Pecinta mimpi dan perceraian
Patut dipertanyakan apakah sosok wanita yang dicintai Napoleon Bonaparte itu pernah ada. Sejarawan Kate Williams menggambarkan bagaimana Josephine mengubah dirinya menjadi kekasih impiannya dengan menonjolkan atribut femininnya. Di sisi lain, ia menekan kecerdasan dan ambisinya.
Jarangnya jawaban Josephine membuat Napoleon kesal. Pasalnya, Josephine segera mencari kekasih lain setelah ditinggal Napoleon. Sang jenderal juga memulai banyak hubungan. Hal ini akhirnya mendorong Josephine untuk akhirnya membalas kerinduan yang telah ditunjukkannya padanya. Ketika Napoleon tetap “suam-suam kuku”, dia menanggapinya dengan pengeluaran besar-besaran dan kekerasan emosional. Josephine perlahan-lahan menarik diri dan memikirkan perceraian.
Napoleon tidak melanjutkan perceraiannya namun malah memaafkan Josephine. Namun ada alasan lain mengapa ia tidak menceraikan Josephine. Memiliki keluarga meningkatkan kekuatan politiknya dan keterampilan diplomatik istrinya sangat berharga. Dia populer dan memberikan keanggunan serta etiket yang tidak dimiliki Napoleon.
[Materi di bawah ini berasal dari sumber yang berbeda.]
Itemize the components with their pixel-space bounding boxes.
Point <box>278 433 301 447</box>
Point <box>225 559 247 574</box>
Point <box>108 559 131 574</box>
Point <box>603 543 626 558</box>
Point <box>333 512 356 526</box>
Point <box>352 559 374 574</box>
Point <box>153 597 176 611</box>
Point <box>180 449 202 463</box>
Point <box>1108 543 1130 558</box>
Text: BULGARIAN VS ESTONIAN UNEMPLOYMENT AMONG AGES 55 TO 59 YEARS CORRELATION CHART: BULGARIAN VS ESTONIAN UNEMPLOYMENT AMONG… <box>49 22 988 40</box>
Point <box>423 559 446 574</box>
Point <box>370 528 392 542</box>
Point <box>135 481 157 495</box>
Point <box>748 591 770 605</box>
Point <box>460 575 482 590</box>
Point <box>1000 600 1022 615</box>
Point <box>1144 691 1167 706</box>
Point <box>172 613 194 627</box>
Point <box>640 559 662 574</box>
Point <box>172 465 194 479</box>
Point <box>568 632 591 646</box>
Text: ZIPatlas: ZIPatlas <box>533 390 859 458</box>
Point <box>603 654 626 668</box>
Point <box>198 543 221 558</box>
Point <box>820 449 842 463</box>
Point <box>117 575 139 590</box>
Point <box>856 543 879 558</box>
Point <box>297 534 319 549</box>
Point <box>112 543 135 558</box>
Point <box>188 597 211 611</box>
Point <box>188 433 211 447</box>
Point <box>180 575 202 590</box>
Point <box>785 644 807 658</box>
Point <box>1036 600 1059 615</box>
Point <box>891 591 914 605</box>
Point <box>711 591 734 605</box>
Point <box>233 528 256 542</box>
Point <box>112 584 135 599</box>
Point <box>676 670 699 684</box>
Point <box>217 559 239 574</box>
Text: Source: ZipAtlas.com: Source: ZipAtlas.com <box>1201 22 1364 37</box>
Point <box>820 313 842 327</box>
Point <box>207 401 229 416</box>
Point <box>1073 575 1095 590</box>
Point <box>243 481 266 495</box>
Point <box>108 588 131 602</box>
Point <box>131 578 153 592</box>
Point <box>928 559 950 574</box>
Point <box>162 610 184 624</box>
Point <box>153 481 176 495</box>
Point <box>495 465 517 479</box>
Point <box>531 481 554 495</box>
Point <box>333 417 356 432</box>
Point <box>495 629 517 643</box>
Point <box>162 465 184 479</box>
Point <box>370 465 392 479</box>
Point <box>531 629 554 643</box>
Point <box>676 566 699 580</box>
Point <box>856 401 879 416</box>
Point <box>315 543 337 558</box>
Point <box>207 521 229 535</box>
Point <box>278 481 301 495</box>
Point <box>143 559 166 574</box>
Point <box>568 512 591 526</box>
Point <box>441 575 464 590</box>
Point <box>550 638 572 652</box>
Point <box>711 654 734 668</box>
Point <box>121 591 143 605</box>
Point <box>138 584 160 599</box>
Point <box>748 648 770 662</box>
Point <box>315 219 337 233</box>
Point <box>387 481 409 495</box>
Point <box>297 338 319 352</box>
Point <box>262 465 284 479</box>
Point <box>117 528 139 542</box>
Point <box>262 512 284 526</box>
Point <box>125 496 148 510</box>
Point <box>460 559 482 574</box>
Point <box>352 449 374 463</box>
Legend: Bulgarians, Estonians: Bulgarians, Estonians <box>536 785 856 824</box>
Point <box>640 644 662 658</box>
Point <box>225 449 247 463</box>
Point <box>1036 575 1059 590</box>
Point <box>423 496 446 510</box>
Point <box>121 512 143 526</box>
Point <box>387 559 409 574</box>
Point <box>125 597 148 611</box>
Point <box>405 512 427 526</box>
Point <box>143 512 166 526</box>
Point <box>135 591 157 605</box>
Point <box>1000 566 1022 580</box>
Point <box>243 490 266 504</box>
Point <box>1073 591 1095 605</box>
Josephine mewujudkan kekuatannya dengan selera berpakaian, perilaku, koleksi seni, dan perhiasannya yang menyaingi milik Marie Antoinette. Seperti yang dikatakan Napoleon, “Saya memenangkan pertempuran, tetapi Josephine memenangkan hati.”
Hubungan yang penuh badai
Pada tahun 1800, Josephine mengetahui keseimbangan kekuatan dalam hubungan mereka telah berubah. Ketidakpopulerannya di kalangan keluarga Napoleon dan pernikahan sipil (versus agama) membuat posisinya semakin genting. Josephine mengubah caranya, berupaya untuk memajukan perjuangannya, namun sikapnya telah berubah. Napoleon menempatkan Josephine di bawah kendali yang mencekik. Sang suami mengekang kebebasan sosialnya, meneriakinya di depan umum, dan menyiksanya dengan rincian urusannya.
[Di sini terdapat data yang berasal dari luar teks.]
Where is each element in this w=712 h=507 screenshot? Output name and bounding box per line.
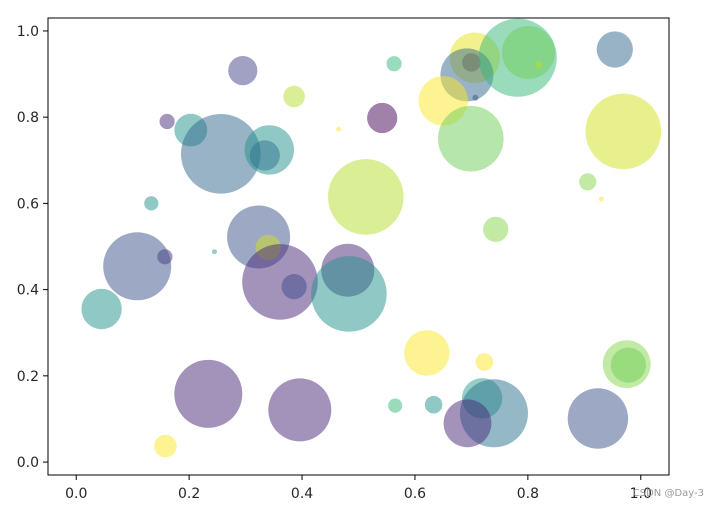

Meski penuh badai dan manipulatif, hubungan asmara tersebut tidak mendorong kebijakan luar negeri Napoleon yang ekspansionis.
Seperti yang dikatakan Zamoyski, “Ambisi Napoleon pada dasarnya tidak bersifat militeristik. Dia lebih tertarik pada pemerintahan yang baik alih-alih memenangkan pertempuran. Dia percaya untuk melakukan sesuatu dengan baik. Dan ketika didorong ke dunia yang penuh perang, dia bertekad untuk menang.”
Penobatan dan perpisahan
Sebagai prasyarat untuk penobatan pasangan tersebut sebagai kaisar dan permaisuri pada tahun 1804, mereka menjalani upacara pernikahan keagamaan. Namun, pernikahan agama itu tidak memberikan jaminan rasa aman bagi Josephine. Pada tahun 1809, mereka bercerai karena kegagalannya menghasilkan ahli waris. Napoleon dengan tegas mendeklarasikannya bahwa perpisahan itu demi kepentingan terbaik Prancis.
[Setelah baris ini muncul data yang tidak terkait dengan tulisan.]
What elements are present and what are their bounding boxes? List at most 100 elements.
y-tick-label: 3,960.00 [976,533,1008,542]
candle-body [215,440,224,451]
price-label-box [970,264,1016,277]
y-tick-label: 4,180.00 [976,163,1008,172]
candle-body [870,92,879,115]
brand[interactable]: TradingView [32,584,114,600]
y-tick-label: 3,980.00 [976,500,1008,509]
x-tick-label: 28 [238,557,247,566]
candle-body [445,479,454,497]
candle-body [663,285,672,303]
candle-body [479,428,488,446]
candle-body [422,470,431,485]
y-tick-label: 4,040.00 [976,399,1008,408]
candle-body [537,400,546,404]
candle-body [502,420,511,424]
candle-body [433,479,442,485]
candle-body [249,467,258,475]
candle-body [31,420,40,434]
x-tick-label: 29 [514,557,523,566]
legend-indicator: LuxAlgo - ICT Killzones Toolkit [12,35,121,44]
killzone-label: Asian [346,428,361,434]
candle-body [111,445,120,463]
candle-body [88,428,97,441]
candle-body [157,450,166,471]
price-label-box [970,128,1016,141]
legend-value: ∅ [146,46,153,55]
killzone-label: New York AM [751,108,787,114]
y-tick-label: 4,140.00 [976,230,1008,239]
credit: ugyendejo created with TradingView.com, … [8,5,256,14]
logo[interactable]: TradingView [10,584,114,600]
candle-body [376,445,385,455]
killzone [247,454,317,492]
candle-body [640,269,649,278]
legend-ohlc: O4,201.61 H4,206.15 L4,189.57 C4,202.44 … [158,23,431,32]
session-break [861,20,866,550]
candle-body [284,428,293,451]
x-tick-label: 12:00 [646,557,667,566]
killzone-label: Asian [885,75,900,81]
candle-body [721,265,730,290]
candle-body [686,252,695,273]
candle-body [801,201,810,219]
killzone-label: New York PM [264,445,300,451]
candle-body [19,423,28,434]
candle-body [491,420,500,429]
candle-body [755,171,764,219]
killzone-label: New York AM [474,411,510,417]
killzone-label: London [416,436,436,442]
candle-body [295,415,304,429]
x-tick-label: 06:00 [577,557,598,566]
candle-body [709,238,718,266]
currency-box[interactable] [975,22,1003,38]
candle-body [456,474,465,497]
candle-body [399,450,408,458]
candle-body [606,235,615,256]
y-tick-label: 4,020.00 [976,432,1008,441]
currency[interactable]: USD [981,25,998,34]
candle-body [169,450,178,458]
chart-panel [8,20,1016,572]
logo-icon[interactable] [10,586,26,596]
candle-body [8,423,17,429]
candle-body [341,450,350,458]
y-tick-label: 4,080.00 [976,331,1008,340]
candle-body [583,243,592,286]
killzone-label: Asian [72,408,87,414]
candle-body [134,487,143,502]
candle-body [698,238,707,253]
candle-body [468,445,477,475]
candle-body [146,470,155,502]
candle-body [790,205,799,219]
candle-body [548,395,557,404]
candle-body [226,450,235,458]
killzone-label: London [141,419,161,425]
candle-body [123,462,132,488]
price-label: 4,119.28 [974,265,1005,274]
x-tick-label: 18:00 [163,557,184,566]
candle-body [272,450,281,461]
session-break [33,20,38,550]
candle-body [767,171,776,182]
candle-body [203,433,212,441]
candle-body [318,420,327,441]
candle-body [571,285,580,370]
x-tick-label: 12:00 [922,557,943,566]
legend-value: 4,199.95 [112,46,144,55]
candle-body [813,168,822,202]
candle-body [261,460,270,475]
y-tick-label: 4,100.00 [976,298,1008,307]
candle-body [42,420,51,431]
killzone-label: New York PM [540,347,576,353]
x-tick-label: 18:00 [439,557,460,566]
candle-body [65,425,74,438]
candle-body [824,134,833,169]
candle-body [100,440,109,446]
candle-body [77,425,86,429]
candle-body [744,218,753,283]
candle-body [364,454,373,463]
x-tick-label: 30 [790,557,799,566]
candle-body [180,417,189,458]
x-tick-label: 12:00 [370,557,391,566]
Setelah itu, Napoleon memastikan Josephine mempertahankan gelar, akomodasi, dan tunjangannya. Ia kemudian menikah dengan Adipati Agung Marie-Louise dari Austria dan melahirkan ahli waris. Meski demikian, Napoleon tetap melakukan korespondensi dengan mantan istrinya.
Josephine terus mendukungnya hingga pengasingannya ke Elba pada bulan April 1814. Berita pengasingannya membuat hatinya patah. Ketika Josephine meninggal hanya beberapa minggu kemudian, kata-kata terakhirnya adalah “Bonaparte…Elba…Raja Roma.” Kata-kata tersebut memiliki kemiripan yang tajam dengan kata-kata terakhir Napoleon 7 tahun kemudian, ketika diasingkan di St Helena. “Prancis… tentara… panglima tentara… Josephine.”
Kisah Napoleon dan Josephine adalah kisah tentang dua individu yang mengalami disfungsi emosional. Keduanya lahir di tengah iklim revolusioner dan didorong dari ketidakjelasan ke panggung dunia.
Meskipun dorongan penaklukan Napoleon tidak muncul dari pernikahan yang penuh gejolak, kehadiran Josephine memperkuat daya tarik politiknya. Hubungan mereka jelas diguncang oleh perzinahan dari kedua belah pihak. Namun keduanya menemukan kekurangan dalam diri masing-masing, sehingga hal tersebut dapat berkembang menjadi rasa saling menghormati.
“Napoleon juga tidak pernah kehilangan kekagumannya terhadap gaya dan kecerdasan Josephine. Dia memercayai penilaiannya,” kata Zamoyski. Saat Napoleon benar-benar berkomitmen dan memberikan rasa aman, Josephine menjadi teman setia dan sumber kekuatan baginya.